Many industry experts argue the modifications required to make shipping containers habitable, from sandblasting and flooring to cutting openings through maritime-grade steel, generate hazardous waste and undercut sustainability claims.
But Stark contends the readily available material provides the external skin and structural support—and conserves resources. The company purchases previously used containers that are typically 8 to 12 years old. For his six-story project downtown, for example, his team “used 64 containers and didn’t have to buy 600,000 pounds of steel to make it,” he says.
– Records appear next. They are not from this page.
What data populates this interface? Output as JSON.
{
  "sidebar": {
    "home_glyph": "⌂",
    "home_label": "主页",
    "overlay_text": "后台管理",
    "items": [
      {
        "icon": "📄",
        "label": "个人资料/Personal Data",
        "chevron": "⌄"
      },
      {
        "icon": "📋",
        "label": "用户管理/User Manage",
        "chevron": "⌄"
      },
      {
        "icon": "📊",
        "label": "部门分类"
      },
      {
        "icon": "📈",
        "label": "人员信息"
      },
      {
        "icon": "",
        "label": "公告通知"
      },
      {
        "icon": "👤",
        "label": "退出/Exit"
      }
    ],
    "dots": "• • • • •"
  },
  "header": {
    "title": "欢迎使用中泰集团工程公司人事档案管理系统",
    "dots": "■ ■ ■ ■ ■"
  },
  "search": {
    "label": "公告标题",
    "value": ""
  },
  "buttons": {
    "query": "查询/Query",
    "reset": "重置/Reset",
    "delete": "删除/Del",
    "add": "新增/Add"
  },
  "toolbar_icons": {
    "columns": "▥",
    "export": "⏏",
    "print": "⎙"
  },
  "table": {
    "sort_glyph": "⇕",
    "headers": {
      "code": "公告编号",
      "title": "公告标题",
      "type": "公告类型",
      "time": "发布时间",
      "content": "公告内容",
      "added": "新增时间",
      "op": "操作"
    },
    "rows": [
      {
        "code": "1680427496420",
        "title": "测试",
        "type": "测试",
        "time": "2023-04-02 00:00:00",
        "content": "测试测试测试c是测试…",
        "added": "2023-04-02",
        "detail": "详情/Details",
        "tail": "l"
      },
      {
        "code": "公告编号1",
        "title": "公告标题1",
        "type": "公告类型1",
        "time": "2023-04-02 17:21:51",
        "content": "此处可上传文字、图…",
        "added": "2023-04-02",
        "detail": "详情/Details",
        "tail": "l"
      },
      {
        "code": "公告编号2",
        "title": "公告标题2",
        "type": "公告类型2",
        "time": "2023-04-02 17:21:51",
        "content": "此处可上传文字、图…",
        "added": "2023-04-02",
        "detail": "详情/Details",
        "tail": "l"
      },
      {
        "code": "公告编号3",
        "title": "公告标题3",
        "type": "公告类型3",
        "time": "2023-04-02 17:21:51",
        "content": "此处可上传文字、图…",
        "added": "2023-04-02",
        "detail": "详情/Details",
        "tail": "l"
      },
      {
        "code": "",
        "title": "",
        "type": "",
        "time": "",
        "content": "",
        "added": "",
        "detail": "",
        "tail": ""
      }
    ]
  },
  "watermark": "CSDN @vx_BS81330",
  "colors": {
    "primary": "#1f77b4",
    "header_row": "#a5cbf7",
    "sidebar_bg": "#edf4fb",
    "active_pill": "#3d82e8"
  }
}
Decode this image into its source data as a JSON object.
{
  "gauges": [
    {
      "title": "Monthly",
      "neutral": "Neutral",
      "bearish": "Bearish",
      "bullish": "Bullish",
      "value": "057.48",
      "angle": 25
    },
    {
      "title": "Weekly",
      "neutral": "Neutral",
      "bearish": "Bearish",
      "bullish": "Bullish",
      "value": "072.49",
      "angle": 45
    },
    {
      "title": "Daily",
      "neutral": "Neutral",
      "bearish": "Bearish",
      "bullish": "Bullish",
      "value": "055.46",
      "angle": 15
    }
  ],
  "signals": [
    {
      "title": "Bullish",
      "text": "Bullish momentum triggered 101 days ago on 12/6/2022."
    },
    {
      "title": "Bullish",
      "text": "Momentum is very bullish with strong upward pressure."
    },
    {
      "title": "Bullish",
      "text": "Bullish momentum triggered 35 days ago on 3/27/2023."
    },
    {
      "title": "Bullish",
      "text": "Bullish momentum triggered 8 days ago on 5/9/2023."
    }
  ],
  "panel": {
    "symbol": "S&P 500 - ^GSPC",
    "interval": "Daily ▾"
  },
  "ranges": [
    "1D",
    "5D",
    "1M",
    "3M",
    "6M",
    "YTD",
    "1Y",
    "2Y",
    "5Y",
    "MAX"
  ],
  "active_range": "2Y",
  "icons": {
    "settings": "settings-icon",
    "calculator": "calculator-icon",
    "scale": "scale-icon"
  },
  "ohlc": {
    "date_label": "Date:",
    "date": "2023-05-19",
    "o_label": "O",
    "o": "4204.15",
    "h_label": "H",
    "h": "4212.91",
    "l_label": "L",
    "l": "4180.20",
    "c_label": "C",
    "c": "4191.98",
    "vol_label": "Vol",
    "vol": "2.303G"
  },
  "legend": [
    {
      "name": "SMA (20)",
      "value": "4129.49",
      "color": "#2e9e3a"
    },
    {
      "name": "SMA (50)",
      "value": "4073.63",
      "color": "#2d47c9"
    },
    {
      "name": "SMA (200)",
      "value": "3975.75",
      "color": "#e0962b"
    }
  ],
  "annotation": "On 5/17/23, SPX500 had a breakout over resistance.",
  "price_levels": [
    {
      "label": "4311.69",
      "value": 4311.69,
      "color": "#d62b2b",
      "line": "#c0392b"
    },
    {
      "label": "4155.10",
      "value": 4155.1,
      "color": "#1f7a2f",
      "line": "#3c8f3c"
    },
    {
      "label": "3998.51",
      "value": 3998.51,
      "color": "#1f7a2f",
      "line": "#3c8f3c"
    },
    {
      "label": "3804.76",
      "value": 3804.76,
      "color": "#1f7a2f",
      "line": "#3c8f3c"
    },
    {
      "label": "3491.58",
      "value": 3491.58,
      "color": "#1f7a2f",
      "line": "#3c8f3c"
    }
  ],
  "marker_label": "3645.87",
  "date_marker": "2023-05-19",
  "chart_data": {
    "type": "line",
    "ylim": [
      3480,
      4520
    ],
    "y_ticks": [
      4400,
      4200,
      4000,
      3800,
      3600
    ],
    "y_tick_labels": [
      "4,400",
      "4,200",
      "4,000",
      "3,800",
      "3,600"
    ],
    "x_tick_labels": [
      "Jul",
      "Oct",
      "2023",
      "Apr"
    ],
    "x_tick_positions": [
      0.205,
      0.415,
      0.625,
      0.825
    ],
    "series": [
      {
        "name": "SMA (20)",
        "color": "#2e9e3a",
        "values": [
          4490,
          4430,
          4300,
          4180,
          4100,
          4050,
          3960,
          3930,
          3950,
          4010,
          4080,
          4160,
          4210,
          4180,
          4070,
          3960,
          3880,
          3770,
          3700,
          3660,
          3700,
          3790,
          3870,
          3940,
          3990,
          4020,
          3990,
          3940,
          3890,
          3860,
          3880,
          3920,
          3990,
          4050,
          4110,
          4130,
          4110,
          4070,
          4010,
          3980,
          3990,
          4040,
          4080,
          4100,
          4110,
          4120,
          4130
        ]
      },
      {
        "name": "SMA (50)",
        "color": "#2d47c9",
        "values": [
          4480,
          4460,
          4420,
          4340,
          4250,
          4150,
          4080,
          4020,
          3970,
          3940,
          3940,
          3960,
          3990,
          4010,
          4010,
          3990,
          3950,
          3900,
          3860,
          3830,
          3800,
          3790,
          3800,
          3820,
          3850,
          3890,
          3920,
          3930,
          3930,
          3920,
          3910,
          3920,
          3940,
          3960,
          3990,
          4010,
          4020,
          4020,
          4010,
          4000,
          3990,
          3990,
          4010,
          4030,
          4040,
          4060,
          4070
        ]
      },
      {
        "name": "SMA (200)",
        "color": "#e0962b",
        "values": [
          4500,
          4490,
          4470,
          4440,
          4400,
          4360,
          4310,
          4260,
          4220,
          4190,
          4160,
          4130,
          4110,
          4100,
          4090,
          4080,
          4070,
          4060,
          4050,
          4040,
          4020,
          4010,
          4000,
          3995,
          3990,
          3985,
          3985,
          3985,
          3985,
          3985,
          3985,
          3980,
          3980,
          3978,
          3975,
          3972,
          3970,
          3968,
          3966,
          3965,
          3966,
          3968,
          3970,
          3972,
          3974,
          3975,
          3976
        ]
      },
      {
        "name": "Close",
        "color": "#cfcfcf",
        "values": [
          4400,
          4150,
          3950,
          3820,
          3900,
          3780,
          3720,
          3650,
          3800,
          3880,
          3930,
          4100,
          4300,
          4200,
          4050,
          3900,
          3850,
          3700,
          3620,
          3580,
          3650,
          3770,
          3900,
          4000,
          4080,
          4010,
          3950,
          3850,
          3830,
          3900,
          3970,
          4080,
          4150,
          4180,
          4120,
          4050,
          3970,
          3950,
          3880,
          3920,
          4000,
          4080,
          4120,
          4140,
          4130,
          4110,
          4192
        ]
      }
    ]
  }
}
In any case, the housing crisis has seemingly prompted renewed interest in modular construction, including building with shipping containers. A recent Urban Institute blog noted that multifamily modular home completions increased dramatically in 2023, but also suggested how a minor federal code change could stimulate modular single-family construction for “affordable new starter homes.” Earlier this year, a CAP report concluded that, if brought to scale, modular building “has the potential to reduce construction costs and make building new homes more affordable, especially in areas experiencing severe affordable housing shortages.”
Such as in Phoenix, the nation’s fifth-largest city.
Located near public light rail and bus lines, the Senior Bridge development will include outdoor seating areas, an exercise space, secure bike storage, and even a dog run.
A centerpiece of the community will be the “cool tower”—a 40-foot shipping container set vertically over a large shade structure sheathed in photovoltaic, or PV, panels. At the top of the shaft, an industrial-size fan powered by the solar canopy blows air past micro-misting heads; the air then accelerates and disperses at the bottom, reducing ambient temperatures by as much as 25 degrees.
“The system combines modern technologies with an ancient Middle Eastern passive cooling technique,” Stark says. “And when it’s up and running in the hotter months, it will provide a place for residents to congregate while they wait for services.”
When completed next year, Senior Bridge will be the first off-grid development of its kind. Stark is confident it won’t be the last.